Inheritance tax may be defined as the tax charged on the value of the a person's estate after that person's death. It is a state tax based on the value of property passing to each heir and it differs from the estate tax in that the the
estate tax is a net value tax, while the inheritance tax determines the tax rate and the exempt amount. The inheritance tax threshold is generally fixed by the state, and any property whose valuation is higher than that is liable for inheritance tax after the death of the owner. As property prices are increasing more than ever, property assets of more and more people have crossed the state fixed inheritance tax threshold. The heirs of the deceased person must pay the inheritance tax at a rate of 40% on the asset amount that is above the threshold limit.
Avoiding inheritance tax is becoming difficult, due to a huge increase in property prices. There are some strategies that people employ to avoid inheritance tax, but they are advised to consult with skilled professionals, as inheritance tax is a complicated issue.

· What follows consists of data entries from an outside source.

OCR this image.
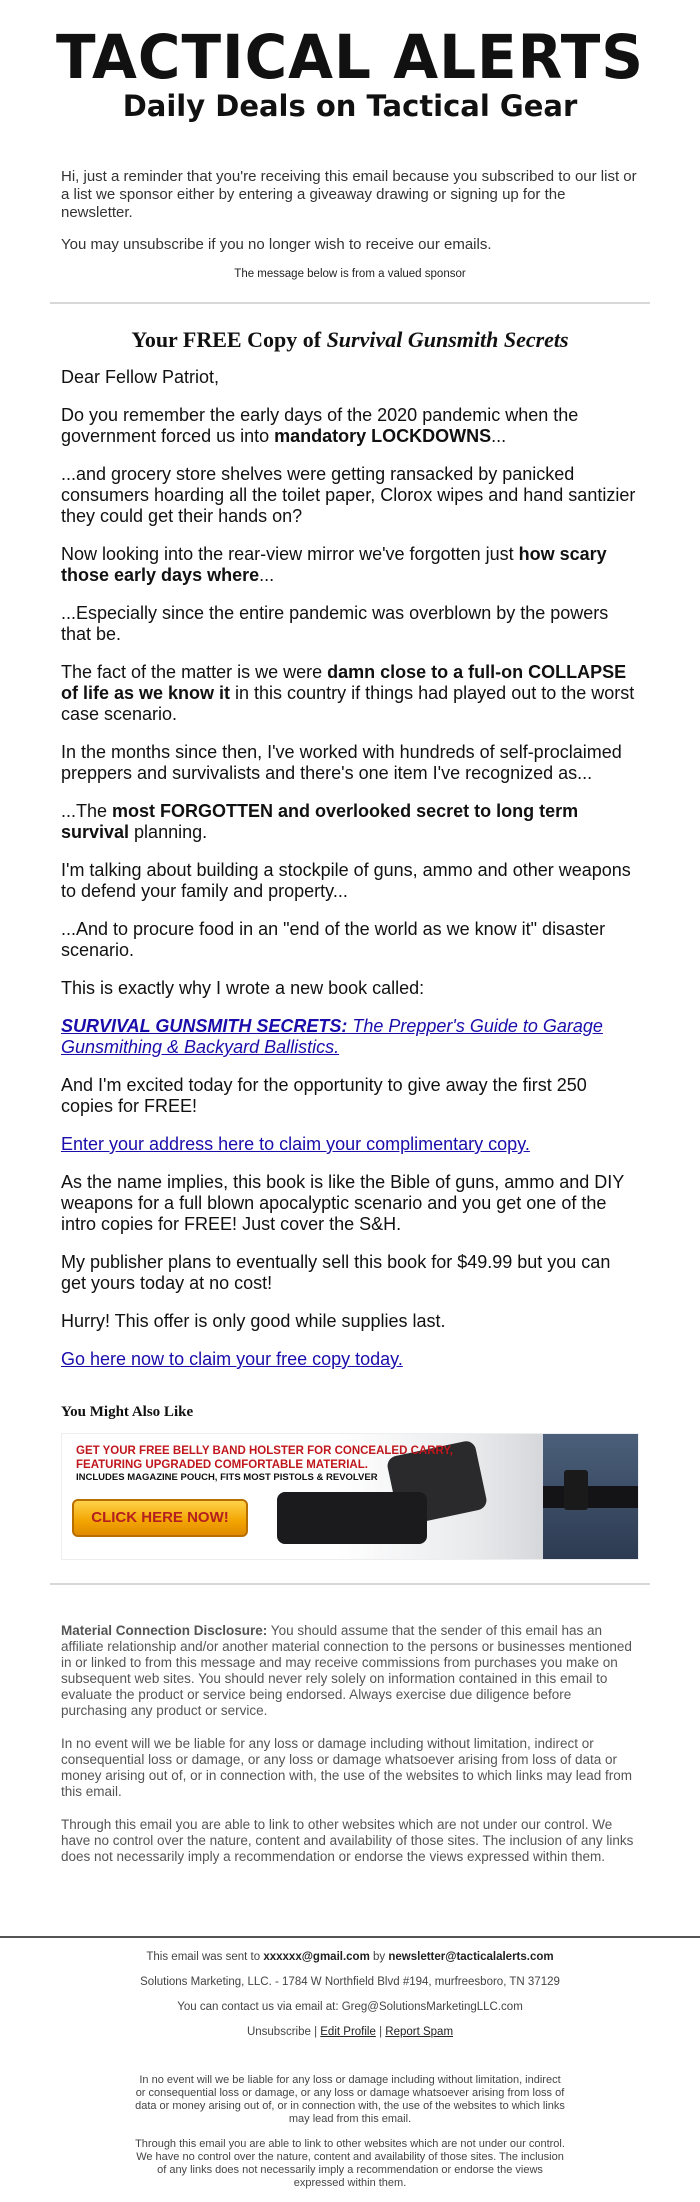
TACTICAL ALERTS
Daily Deals on Tactical Gear

Hi, just a reminder that you're receiving this email because you subscribed to our list or a list we sponsor either by entering a giveaway drawing or signing up for the newsletter.

You may unsubscribe if you no longer wish to receive our emails.

The message below is from a valued sponsor
Your FREE Copy of Survival Gunsmith Secrets

Dear Fellow Patriot,

Do you remember the early days of the 2020 pandemic when the government forced us into mandatory LOCKDOWNS...

...and grocery store shelves were getting ransacked by panicked consumers hoarding all the toilet paper, Clorox wipes and hand santizier they could get their hands on?

Now looking into the rear-view mirror we've forgotten just how scary those early days where...

...Especially since the entire pandemic was overblown by the powers that be.

The fact of the matter is we were damn close to a full-on COLLAPSE of life as we know it in this country if things had played out to the worst case scenario.

In the months since then, I've worked with hundreds of self-proclaimed preppers and survivalists and there's one item I've recognized as...

...The most FORGOTTEN and overlooked secret to long term survival planning.

I'm talking about building a stockpile of guns, ammo and other weapons to defend your family and property...

...And to procure food in an "end of the world as we know it" disaster scenario.

This is exactly why I wrote a new book called:

SURVIVAL GUNSMITH SECRETS: The Prepper's Guide to Garage Gunsmithing & Backyard Ballistics.

And I'm excited today for the opportunity to give away the first 250 copies for FREE!

Enter your address here to claim your complimentary copy.

As the name implies, this book is like the Bible of guns, ammo and DIY weapons for a full blown apocalyptic scenario and you get one of the intro copies for FREE! Just cover the S&H.

My publisher plans to eventually sell this book for $49.99 but you can get yours today at no cost!

Hurry! This offer is only good while supplies last.

Go here now to claim your free copy today.

You Might Also Like
GET YOUR FREE BELLY BAND HOLSTER FOR CONCEALED CARRY,
FEATURING UPGRADED COMFORTABLE MATERIAL.
INCLUDES MAGAZINE POUCH, FITS MOST PISTOLS & REVOLVER
CLICK HERE NOW!

Material Connection Disclosure: You should assume that the sender of this email has an affiliate relationship and/or another material connection to the persons or businesses mentioned in or linked to from this message and may receive commissions from purchases you make on subsequent web sites. You should never rely solely on information contained in this email to evaluate the product or service being endorsed. Always exercise due diligence before purchasing any product or service.

In no event will we be liable for any loss or damage including without limitation, indirect or consequential loss or damage, or any loss or damage whatsoever arising from loss of data or money arising out of, or in connection with, the use of the websites to which links may lead from this email.

Through this email you are able to link to other websites which are not under our control. We have no control over the nature, content and availability of those sites. The inclusion of any links does not necessarily imply a recommendation or endorse the views expressed within them.

This email was sent to xxxxxx@gmail.com by newsletter@tacticalalerts.com
Solutions Marketing, LLC. - 1784 W Northfield Blvd #194, murfreesboro, TN 37129
You can contact us via email at: Greg@SolutionsMarketingLLC.com
Unsubscribe | Edit Profile | Report Spam

In no event will we be liable for any loss or damage including without limitation, indirect or consequential loss or damage, or any loss or damage whatsoever arising from loss of data or money arising out of, or in connection with, the use of the websites to which links may lead from this email.

Through this email you are able to link to other websites which are not under our control. We have no control over the nature, content and availability of those sites. The inclusion of any links does not necessarily imply a recommendation or endorse the views expressed within them.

Making a will is necessary, although it may not help minimize the inheritance tax, but it will make the intentions of the owner clear and help in the legal processing of the inheritance tax. Transfer of property between spouses may be helpful to lessen the inheritance, but on the other hand it will increase the value of the surviving partner's asset.
Bequeathing the estate to children, rather than spouse, may be helpful to avoid inheritance tax to some extent, but it may be legally complicated. Gifting to children under the "inheritance gift with reservation" or giving away gifts to friends and relatives, known as "potentially exempt transfers," may also help to reduce the inheritance tax.